Jarenlang deed hij dat in de halfgeleider­industrie. Halfgeleiders vormen de basis­componenten van onze elektronica. Je kunt er bijvoorbeeld elektronische schakelaartjes van maken: transistoren. Staat zo’n schakelaar uit, dan geleidt die geen stroom en maakt een computer er een 0 van. Staat zo’n schakelaar aan, dan geleidt die wel stroom en maakt een computer er een 1 van. Met die nullen en enen voert een computer al z’n berekeningen uit.

Om de halfgeleiders en elektronische ­circuits in onze apparaten beter en efficiënter te maken, is wiskunde hard nodig. Je moet deze componenten dan namelijk eerst vangen in modellen: sets van vergelijkingen die hun gedrag onder allerlei omstandigheden beschrijven. Sla je hiermee aan het rekenen, dan levert dat een hele hoop getallen op – vandaar het ‘numeriek’ in numerieke wiskunde. Om alles enigszins behapbaar te houden, ontwikkelt Schilders methodes die met zo min mogelijk rekenwerk een zo nauwkeurig mogelijke oplossing geven.

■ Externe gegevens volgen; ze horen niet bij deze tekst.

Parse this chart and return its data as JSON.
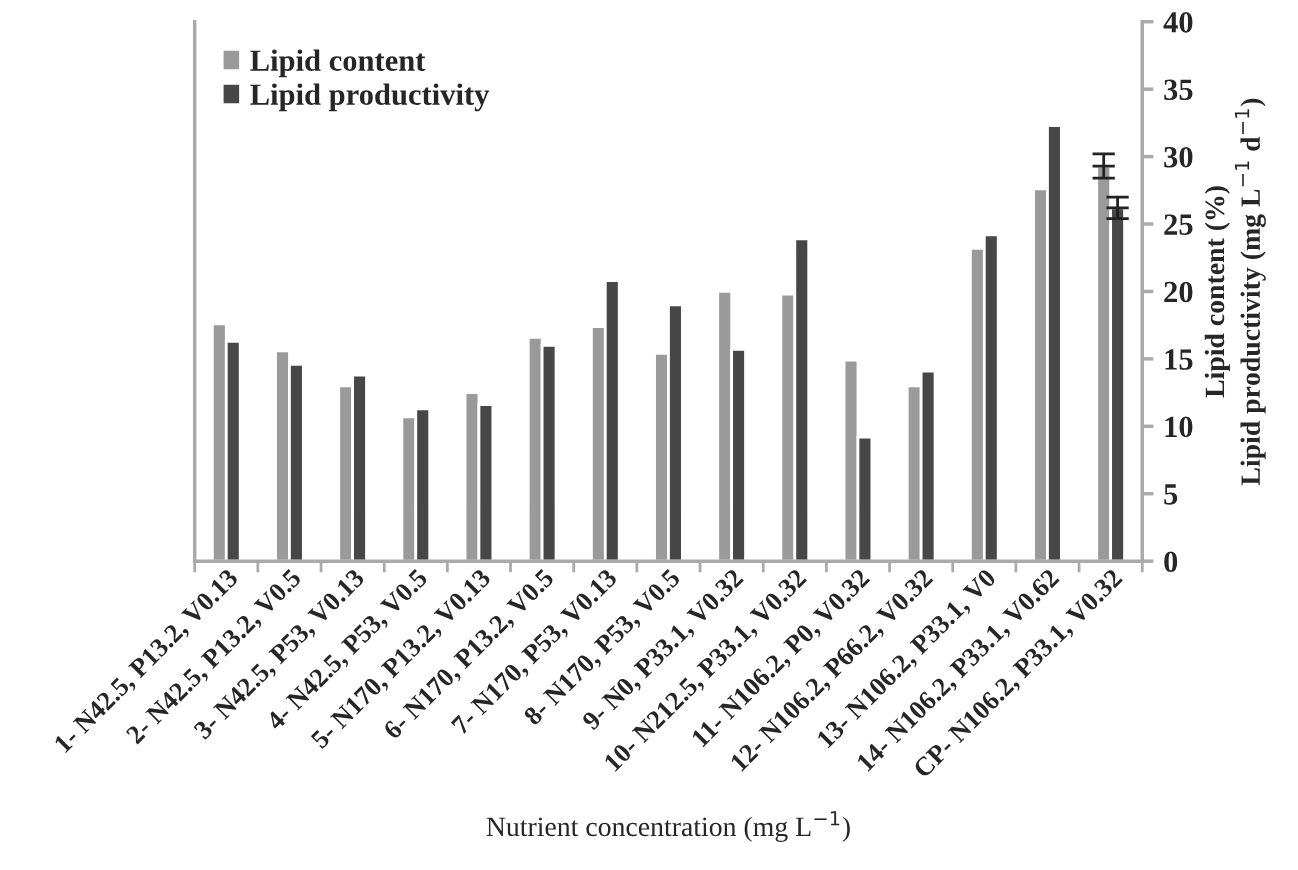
{
  "chart_data": {
    "type": "bar",
    "categories": [
      "1- N42.5, P13.2, V0.13",
      "2- N42.5, P13.2, V0.5",
      "3- N42.5, P53, V0.13",
      "4- N42.5, P53, V0.5",
      "5- N170, P13.2, V0.13",
      "6- N170, P13.2, V0.5",
      "7- N170, P53, V0.13",
      "8- N170, P53, V0.5",
      "9- N0, P33.1, V0.32",
      "10- N212.5, P33.1, V0.32",
      "11- N106.2, P0, V0.32",
      "12- N106.2, P66.2, V0.32",
      "13- N106.2, P33.1, V0",
      "14- N106.2, P33.1, V0.62",
      "CP- N106.2, P33.1, V0.32"
    ],
    "series": [
      {
        "name": "Lipid content",
        "color": "#9a9a9a",
        "values": [
          17.6,
          15.6,
          13.0,
          10.7,
          12.5,
          16.6,
          17.4,
          15.4,
          20.0,
          19.8,
          14.9,
          13.0,
          23.2,
          27.6,
          29.3
        ],
        "errors": [
          null,
          null,
          null,
          null,
          null,
          null,
          null,
          null,
          null,
          null,
          null,
          null,
          null,
          null,
          0.9
        ]
      },
      {
        "name": "Lipid productivity",
        "color": "#474747",
        "values": [
          16.3,
          14.6,
          13.8,
          11.3,
          11.6,
          16.0,
          20.8,
          19.0,
          15.7,
          23.9,
          9.2,
          14.1,
          24.2,
          32.3,
          26.2
        ],
        "errors": [
          null,
          null,
          null,
          null,
          null,
          null,
          null,
          null,
          null,
          null,
          null,
          null,
          null,
          null,
          0.8
        ]
      }
    ],
    "xlabel": "Nutrient concentration (mg L$^{−1}$)",
    "ylabel": "Lipid content (%)\nLipid productivity (mg L$^{−1}$ d$^{−1}$)",
    "ylim": [
      0,
      40
    ],
    "yticks": [
      0,
      5,
      10,
      15,
      20,
      25,
      30,
      35,
      40
    ],
    "grid": false,
    "legend": "top left"
  }
}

Dertig jaar was Philips de plek waar Schilders zich met deze ‘puzzeltjes’ bezighield, tegenwoordig is dat de TU Eindhoven. Daarnaast kijkt hij nu hoe hij zijn kennis ook bij andersoortige problemen kan inzetten. Schilders: ‘Het abstracte denken van wiskunde kan voordelig zijn in heel veel andere disciplines.’

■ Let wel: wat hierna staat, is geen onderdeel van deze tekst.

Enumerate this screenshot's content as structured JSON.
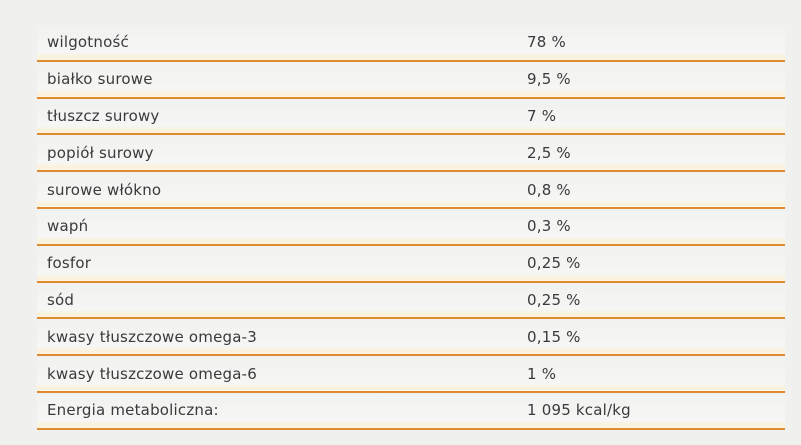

Waarom bent u ooit begonnen met ­sudoku’s maken en analyseren?

‘Ik kreeg van mijn vrouw op Schiphol een keer zo’n puzzelboekje. Ik dacht: ‘Goh, dat is leuk, cijferpuzzeltjes.’ Daarvoor loste ik altijd kruiswoordpuzzels op. Ik ging steeds meer sudokuboekjes kopen in alle landen waar ik voor mijn werk kwam. En als wiskundige ben je dan toch geïnteresseerd in wat je daar voor structuur in kunt ontdekken en hoe je die dingen moet oplossen. Dus gaandeweg ben ik in die puzzelboekjes aantekeningen gaan maken. En in 2010 ben ik zes weken gaan zitten om dat allemaal in een boek te verwoorden. Het is een heel leerboek geworden waarin ik mensen uitleg hoe je een sudoku zou kunnen oplossen.’

Wat voor soort wiskunde heb je daarvoor nodig?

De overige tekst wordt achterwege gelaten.